Apiary Capital exits award-winning travel firm TAG to ECI Partners, delivering a 4x return

TAG is the leading travel management provider to the international live music and entertainment touring industry. Founded in 1988, TAG arranges complex travel itineraries for performing artists and supporting crews, and for major film and television productions, as well as servicing the high-touch segment of the corporate travel market.

Apiary Capital invested in TAG in April 2018 and has supported the management team in making eight successful acquisitions and expanding the business’s geographic footprint to 12 offices employing over 450 people across the UK and Aisa-Pacific.

Jens Penny, TAG CEO, commented: “Today is a fantastic milestone in our evolution, as we thank Mark, Jess, Nicki and all the team at Apiary for the unwavering help and support they have given us over the last six years and proudly announce the investment by ECI. With our entertainment and corporate clientele and the incredible TAG team, we are very confident that this partnership will deliver a host of new benefits and opportunities. We look forward to an exciting journey ahead with ECI as our partner.”

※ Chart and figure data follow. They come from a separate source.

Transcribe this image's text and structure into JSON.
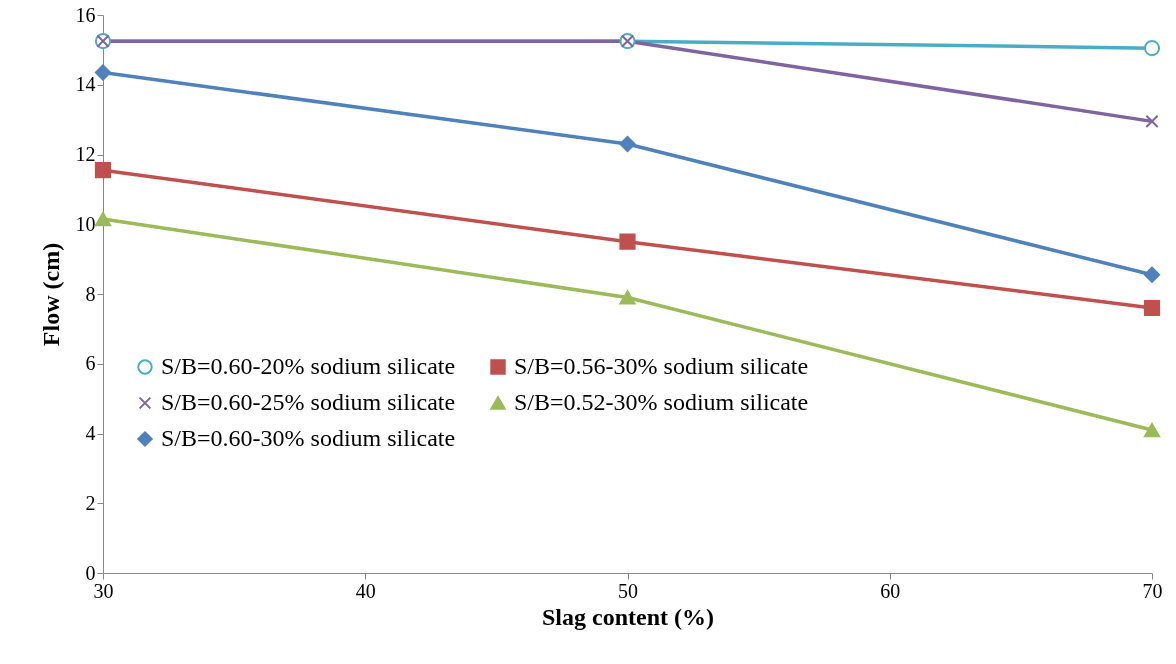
{
  "chart_data": {
    "type": "line",
    "xlabel": "Slag content (%)",
    "ylabel": "Flow (cm)",
    "x": [
      30,
      50,
      70
    ],
    "xlim": [
      30,
      70
    ],
    "xticks": [
      30,
      40,
      50,
      60,
      70
    ],
    "ylim": [
      0,
      16
    ],
    "yticks": [
      0,
      2,
      4,
      6,
      8,
      10,
      12,
      14,
      16
    ],
    "grid": false,
    "legend": "bottom left",
    "line_style": "solid",
    "series": [
      {
        "name": "S/B=0.60-20% sodium silicate",
        "color": "#4bacc6",
        "marker": "circle",
        "values": [
          15.25,
          15.25,
          15.05
        ]
      },
      {
        "name": "S/B=0.60-25% sodium silicate",
        "color": "#8064a2",
        "marker": "cross",
        "values": [
          15.25,
          15.25,
          12.95
        ]
      },
      {
        "name": "S/B=0.60-30% sodium silicate",
        "color": "#4f81bd",
        "marker": "diamond",
        "values": [
          14.35,
          12.3,
          8.55
        ]
      },
      {
        "name": "S/B=0.56-30% sodium silicate",
        "color": "#c0504d",
        "marker": "square",
        "values": [
          11.55,
          9.5,
          7.6
        ]
      },
      {
        "name": "S/B=0.52-30% sodium silicate",
        "color": "#9bbb59",
        "marker": "triangle",
        "values": [
          10.15,
          7.9,
          4.1
        ]
      }
    ]
  }
}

Mark Salter, Managing Partner at Apiary Capital, commented: “We are incredibly proud to have been part of the amazing journey that TAG has been on since our investment in 2018. Jens and his team have done a fantastic job expanding TAG into new geographies and markets, more than doubling the size of the business on the way. We are delighted to pass the baton on to ECI who are the right partner to take the business forward and support it through its next phase of growth.”